虎ノ門から湾岸エリアにあるオリンピックの競技会場へはバスによる移動が想定されており、BRT(バス高速輸送システム)となる可能性が高い。これはバス専用・優先レーンの設置や、交通信号とバス運行の連動により、目的地までバスを渋滞なしに走行させるシステムだ。

「都心と臨海副都心とを結ぶ公共交通に関する基本方針」の中で、環状2号線にBRTを前提とした交通システムを作ることが謳われており、その終点として新橋駅や虎ノ門地区の名前が挙がっている。

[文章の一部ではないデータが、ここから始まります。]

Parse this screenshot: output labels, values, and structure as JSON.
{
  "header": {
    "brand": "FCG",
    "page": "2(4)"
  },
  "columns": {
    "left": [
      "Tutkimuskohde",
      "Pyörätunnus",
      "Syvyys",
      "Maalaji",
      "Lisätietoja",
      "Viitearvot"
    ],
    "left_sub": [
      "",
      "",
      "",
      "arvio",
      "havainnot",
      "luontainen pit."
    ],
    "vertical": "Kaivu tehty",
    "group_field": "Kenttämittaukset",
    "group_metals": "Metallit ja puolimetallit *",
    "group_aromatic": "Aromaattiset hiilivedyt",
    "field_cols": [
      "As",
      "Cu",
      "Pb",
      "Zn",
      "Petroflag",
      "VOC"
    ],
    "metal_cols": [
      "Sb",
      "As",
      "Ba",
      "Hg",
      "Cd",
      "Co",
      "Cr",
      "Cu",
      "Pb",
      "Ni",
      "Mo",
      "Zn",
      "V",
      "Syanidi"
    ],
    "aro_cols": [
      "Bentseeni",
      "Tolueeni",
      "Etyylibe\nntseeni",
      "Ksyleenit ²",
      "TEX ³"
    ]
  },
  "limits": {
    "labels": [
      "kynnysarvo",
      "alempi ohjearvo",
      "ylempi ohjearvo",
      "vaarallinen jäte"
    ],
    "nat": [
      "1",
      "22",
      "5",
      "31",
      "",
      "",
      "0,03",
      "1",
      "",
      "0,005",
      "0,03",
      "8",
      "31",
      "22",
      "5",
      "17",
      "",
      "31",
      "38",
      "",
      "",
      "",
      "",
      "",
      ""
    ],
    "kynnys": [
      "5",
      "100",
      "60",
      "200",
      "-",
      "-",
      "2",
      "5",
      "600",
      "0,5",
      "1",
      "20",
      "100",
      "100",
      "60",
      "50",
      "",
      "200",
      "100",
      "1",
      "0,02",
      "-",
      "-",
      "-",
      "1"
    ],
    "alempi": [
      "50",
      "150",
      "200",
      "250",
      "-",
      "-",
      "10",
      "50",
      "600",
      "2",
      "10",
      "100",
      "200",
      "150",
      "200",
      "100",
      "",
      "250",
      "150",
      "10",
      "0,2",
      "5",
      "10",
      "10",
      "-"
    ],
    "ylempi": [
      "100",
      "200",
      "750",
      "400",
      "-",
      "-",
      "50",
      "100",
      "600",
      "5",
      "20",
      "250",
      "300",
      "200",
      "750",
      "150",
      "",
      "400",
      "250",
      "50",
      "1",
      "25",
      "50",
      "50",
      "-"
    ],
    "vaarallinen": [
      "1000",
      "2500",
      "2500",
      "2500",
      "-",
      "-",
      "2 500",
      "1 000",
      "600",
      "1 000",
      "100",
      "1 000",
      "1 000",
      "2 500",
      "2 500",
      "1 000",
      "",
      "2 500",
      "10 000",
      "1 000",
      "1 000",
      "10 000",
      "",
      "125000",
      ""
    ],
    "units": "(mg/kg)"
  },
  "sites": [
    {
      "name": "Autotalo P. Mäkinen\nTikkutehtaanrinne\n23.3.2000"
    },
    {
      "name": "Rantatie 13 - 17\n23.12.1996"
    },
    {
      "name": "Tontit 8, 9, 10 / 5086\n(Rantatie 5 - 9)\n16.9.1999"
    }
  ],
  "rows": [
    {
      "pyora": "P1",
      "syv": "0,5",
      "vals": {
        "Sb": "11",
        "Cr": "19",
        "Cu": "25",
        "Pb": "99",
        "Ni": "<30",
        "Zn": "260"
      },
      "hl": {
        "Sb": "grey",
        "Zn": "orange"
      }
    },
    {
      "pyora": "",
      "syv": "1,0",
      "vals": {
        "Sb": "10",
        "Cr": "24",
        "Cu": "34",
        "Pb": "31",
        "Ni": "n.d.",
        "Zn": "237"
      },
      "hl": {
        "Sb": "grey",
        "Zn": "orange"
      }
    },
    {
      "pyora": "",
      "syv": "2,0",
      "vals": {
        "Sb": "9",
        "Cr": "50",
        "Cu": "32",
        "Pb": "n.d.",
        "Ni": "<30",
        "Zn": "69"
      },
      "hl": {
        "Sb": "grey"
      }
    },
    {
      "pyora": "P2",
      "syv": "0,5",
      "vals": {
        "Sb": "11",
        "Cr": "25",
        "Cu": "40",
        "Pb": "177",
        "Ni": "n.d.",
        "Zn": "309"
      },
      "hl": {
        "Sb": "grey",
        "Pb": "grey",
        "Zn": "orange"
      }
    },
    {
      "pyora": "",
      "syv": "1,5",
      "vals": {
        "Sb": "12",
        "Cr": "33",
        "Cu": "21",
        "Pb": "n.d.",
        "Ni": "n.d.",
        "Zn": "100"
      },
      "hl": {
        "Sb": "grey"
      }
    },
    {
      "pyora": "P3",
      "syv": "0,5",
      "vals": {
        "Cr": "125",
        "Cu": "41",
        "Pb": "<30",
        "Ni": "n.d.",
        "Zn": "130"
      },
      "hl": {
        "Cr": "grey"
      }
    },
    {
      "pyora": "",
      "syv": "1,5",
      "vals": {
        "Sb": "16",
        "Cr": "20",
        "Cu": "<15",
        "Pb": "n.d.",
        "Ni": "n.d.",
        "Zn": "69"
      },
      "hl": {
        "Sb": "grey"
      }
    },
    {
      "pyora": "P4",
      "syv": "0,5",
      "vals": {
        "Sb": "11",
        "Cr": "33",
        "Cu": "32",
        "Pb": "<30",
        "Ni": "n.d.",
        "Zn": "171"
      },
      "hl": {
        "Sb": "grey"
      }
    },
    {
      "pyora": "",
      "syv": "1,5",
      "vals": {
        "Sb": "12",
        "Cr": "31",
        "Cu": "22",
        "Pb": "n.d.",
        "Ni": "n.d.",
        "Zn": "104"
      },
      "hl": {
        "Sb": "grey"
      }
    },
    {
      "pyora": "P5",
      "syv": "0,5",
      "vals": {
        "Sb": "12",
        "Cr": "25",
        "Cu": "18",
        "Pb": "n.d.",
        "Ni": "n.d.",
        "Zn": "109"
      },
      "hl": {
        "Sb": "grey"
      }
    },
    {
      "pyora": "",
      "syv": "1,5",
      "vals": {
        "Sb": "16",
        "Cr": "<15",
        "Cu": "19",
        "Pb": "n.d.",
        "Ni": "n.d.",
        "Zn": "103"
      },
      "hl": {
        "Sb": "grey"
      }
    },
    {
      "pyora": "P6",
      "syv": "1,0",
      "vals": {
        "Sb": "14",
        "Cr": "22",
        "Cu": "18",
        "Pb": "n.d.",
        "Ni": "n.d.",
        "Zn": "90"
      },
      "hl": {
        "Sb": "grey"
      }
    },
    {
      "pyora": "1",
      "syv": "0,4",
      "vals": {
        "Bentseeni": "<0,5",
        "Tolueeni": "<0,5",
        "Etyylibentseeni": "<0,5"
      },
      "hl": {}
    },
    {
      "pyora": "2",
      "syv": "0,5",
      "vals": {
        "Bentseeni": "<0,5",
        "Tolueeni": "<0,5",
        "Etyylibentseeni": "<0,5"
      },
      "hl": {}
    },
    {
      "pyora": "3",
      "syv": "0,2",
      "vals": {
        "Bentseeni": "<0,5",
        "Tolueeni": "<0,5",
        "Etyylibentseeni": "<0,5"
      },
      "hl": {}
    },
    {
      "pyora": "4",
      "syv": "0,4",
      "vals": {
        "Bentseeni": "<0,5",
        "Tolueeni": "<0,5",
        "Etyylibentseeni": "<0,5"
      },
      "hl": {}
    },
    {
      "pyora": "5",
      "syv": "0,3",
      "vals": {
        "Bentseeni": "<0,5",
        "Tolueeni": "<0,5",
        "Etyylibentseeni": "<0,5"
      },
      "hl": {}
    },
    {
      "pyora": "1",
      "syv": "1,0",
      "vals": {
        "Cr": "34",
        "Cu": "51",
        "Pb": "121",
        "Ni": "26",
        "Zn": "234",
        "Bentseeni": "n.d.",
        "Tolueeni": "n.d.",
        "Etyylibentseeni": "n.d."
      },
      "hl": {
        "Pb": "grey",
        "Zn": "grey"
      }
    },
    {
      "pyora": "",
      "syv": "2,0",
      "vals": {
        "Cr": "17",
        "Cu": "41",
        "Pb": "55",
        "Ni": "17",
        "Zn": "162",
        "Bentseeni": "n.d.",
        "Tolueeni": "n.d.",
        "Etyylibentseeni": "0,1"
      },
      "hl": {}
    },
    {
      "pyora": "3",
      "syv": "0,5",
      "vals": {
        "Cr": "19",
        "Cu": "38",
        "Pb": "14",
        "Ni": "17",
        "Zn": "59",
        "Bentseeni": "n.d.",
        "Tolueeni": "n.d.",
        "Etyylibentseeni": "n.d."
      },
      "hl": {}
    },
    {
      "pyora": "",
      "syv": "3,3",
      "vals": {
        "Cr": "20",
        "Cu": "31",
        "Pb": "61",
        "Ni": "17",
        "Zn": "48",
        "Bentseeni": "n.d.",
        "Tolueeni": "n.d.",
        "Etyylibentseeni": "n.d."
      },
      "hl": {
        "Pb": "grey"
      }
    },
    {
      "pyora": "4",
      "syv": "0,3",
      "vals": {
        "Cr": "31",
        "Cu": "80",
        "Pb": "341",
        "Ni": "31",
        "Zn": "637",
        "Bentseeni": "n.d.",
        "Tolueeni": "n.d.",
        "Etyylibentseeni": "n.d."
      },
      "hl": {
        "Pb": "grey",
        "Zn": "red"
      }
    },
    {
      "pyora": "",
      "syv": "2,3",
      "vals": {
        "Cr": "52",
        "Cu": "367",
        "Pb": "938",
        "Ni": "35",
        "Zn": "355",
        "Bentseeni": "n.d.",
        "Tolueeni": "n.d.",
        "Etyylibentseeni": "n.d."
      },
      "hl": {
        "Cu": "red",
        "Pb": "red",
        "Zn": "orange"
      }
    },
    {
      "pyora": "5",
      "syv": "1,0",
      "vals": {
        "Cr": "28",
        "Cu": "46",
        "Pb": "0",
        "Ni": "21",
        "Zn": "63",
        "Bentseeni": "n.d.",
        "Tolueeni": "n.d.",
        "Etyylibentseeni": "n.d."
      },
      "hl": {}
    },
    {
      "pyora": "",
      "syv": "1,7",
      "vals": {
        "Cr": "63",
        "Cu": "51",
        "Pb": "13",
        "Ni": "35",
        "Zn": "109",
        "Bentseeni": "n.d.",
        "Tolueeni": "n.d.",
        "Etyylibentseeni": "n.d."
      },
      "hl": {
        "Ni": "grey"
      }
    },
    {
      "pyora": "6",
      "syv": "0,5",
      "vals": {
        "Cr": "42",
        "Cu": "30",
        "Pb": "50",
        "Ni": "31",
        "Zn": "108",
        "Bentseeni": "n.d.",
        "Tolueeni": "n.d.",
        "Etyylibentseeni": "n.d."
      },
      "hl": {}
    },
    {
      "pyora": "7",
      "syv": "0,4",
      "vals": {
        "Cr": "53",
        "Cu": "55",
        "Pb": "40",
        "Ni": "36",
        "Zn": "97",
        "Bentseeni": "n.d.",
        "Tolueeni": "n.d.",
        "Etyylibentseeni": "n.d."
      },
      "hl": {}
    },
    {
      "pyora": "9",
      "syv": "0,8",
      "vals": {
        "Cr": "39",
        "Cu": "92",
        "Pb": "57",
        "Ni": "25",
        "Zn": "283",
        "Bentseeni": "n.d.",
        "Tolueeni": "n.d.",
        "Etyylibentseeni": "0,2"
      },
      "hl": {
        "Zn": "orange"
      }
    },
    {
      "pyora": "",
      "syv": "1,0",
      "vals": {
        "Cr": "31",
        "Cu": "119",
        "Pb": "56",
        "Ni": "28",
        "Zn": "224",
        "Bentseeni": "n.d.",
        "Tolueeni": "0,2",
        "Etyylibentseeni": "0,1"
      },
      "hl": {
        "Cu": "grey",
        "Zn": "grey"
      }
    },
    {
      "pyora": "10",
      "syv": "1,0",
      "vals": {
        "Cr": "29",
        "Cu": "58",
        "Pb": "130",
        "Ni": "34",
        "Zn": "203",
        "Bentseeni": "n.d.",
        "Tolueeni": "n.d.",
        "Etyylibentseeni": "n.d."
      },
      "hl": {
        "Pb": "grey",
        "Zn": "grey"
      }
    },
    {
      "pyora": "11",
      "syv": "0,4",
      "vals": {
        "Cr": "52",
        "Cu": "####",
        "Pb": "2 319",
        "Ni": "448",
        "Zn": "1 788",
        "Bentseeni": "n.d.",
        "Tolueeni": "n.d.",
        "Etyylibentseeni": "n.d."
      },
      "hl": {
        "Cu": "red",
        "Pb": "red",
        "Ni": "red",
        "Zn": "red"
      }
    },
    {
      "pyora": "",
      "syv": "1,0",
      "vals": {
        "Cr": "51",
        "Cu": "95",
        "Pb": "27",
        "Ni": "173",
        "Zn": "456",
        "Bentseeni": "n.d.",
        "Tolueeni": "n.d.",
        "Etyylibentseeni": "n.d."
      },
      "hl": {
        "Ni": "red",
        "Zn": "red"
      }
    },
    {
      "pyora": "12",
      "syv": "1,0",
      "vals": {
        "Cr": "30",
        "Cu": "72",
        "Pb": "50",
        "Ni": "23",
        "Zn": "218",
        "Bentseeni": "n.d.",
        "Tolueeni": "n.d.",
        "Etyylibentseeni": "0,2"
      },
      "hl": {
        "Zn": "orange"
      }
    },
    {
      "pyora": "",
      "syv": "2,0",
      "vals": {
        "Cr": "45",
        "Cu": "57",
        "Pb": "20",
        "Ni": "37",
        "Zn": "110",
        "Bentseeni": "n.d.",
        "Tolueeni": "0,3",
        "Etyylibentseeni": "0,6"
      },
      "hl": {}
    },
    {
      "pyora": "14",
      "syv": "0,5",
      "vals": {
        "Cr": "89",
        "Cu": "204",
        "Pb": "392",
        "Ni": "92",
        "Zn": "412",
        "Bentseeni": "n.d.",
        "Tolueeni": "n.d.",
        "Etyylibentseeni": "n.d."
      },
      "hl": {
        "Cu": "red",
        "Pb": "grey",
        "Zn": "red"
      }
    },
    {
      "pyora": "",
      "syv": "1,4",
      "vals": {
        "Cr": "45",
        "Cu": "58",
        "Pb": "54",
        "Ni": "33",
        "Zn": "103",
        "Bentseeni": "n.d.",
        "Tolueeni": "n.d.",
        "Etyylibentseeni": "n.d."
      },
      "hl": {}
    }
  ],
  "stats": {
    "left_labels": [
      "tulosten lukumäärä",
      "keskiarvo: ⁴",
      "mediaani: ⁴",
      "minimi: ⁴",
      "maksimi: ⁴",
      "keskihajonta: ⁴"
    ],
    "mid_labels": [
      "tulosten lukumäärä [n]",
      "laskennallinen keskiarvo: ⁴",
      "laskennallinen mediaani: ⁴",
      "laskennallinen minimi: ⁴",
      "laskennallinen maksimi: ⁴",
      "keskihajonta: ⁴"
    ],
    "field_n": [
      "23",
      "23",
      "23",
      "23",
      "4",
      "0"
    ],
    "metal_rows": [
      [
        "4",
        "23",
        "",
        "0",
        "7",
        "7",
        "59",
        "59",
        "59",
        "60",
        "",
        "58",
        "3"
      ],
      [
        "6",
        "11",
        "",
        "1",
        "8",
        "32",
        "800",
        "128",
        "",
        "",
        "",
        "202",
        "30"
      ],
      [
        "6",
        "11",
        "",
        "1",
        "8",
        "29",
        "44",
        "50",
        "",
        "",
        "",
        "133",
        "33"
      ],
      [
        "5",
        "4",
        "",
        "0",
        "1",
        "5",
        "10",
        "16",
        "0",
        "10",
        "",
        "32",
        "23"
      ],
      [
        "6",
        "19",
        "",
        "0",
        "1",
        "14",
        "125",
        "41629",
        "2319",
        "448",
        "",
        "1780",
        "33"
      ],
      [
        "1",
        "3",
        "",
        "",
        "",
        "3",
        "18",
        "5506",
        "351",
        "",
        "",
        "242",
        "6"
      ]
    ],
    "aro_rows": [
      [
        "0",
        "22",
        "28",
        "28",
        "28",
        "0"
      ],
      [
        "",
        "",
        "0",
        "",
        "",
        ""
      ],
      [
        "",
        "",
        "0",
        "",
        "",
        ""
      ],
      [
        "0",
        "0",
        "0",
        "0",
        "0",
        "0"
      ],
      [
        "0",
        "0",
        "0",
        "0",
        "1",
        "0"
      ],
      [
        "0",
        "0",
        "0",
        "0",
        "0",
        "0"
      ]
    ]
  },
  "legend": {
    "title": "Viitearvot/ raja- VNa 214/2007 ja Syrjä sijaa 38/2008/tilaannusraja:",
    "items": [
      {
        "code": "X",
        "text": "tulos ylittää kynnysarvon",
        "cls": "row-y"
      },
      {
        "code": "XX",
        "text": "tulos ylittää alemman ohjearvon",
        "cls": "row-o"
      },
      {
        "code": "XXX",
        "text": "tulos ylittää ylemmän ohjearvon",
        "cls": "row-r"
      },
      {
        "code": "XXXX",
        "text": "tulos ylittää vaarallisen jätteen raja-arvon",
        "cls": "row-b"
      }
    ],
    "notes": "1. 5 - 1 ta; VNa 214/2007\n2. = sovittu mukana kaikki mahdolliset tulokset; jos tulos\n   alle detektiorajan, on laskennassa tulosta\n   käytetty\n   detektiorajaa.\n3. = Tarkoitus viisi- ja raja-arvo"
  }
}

また、「開通前の道路であれば、BRTを前提とした信号システムを作りやすい」との声もあり、新橋―豊洲間にそうしたシステムが事前に導入される可能性は高い。

東京都の舛添要一知事は9月17日の都議会の所信表明演説で、「BRTを想定した中規模の新たな公共交通の整備やバス路線の新規開設にも取り組むほか、環状2号線が通る虎ノ門エリアへの日比谷線の新駅設置など都市再生と連動した取り組みを進めていく」と述べている。

オリンピック会場と都心とを結ぶ交通手段については、さまざまな検討がなされている。東京メトロは有楽町線・豊洲駅の大改良工事を進めており、折り返し線を設置し、都心への輸送力を図る予定だ。こうした中にあって、環状2号線BRTや日比谷線新駅は有力なアクセス手段の1つになると期待される。

新駅設置にはハードルも多い

新駅については、東京メトロと東京都などが協議を進めながら着工・完成を目指すことになるが、簡単に建設できるわけではない。地下鉄が営業中で、工事は夜間が中心となるなど制約は多い。

東京メトロは過去、1996年に丸ノ内線の西新宿駅、97年に銀座線の溜池山王駅といった途中駅を新設しているが、いずれも着工から4~5年を要している。着工までの手続きに手間取れば、オリンピックに間に合わない可能性がある。また、建設費の総額や財源などについても、現時点では不透明な点が多い。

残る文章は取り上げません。